Ela explica a seus pacientes como as coisas mudaram desde a épocabeta estrelaHenrietta — incluindo salvaguardas como o Conselhobeta estrelaRevisão Institucional, concebido para garantir que a pesquisa seja conduzidabeta estrelaforma ética, e a necessidade do consentimento informado.

"Percorremos um longo caminho desde 1951. A pesquisa tem tantos freios e contrapesos antesbeta estreladivulgar as coisas ao público", diz ela.

Isso não significa que ainda não haja problemas a serem resolvidos.

Victoria discursando na OMS

Crédito, HELA100

Legenda da foto, Victoria foi nomeada embaixadora da OMS para a eliminação do câncerbeta estrelacolobeta estrelaúterobeta estrelaoutubro, junto a outros membros da família

Agora, alémbeta estrelatrabalhar diariamente como enfermeira e com a iniciativa da família HELA100, Victoria está servindo como embaixadora da Organização Mundial da Saúde (OMS) para a eliminação do câncerbeta estrelacolobeta estrelaútero, que ela vê como uma missão pessoal.

"Sabemos o que sabemos agora sobre o câncerbeta estrelacolobeta estrelaútero por causa da perda que minha família teve", diz ela.

É outra doença da qual as pessoas negras nos EUA têm maior probabilidadebeta estrelamorrer.

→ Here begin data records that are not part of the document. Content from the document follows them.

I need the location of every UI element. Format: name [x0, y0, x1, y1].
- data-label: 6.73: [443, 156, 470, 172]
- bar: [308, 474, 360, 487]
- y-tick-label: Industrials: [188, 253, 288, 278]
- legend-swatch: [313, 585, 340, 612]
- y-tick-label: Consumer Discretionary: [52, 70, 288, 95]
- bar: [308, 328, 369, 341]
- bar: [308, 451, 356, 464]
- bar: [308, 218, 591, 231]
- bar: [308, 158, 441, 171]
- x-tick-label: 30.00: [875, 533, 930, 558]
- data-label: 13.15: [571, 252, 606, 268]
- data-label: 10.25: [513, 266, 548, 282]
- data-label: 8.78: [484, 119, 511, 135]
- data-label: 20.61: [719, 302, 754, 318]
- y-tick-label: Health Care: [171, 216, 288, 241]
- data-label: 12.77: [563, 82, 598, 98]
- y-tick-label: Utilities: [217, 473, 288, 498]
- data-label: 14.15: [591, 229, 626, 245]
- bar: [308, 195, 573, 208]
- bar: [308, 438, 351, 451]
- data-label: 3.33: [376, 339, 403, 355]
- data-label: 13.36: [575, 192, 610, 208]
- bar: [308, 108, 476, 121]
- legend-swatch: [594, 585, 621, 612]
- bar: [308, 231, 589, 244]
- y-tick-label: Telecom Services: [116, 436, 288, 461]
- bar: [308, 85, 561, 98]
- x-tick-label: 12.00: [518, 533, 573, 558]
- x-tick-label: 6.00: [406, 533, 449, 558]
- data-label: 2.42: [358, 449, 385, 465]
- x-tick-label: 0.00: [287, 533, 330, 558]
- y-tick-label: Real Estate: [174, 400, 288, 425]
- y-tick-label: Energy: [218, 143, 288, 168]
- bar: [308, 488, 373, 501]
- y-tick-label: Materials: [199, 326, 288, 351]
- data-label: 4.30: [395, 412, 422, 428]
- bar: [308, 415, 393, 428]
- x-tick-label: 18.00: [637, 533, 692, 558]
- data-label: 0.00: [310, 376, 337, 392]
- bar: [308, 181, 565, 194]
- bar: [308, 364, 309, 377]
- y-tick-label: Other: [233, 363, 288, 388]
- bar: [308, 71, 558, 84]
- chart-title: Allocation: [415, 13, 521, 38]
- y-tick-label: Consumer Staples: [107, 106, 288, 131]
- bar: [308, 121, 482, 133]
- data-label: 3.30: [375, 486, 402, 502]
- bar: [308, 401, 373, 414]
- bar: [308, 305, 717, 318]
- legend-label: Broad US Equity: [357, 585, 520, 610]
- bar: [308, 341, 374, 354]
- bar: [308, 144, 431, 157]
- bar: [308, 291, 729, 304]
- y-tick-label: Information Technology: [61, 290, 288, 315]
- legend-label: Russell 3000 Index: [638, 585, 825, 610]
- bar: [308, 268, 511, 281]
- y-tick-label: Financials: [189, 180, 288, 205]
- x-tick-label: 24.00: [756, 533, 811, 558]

Victoria quer que o maior número possívelbeta estrelapessoas faça o exame para identificar o HPV, tenha acesso à vacina e ao tratamento precoce, para reduzir as mortes por um câncer que é evitávelbeta estrelamaisbeta estrela90% dos casos.

"Perdemos uma pessoa amada para o câncerbeta estrelacolobeta estrelaútero", diz ela.

"Mas, por meiobeta estrelasua morte, a ciência foi capazbeta estrelainventar a vacinação."

As fotografias são cortesia da CELLebrate Henrietta Lacks #HELA100

Esta reportagem faz parte do especial BBC 100 Women, que todos os anos destaca 100 mulheres inspiradoras e influentes ao redor do mundo.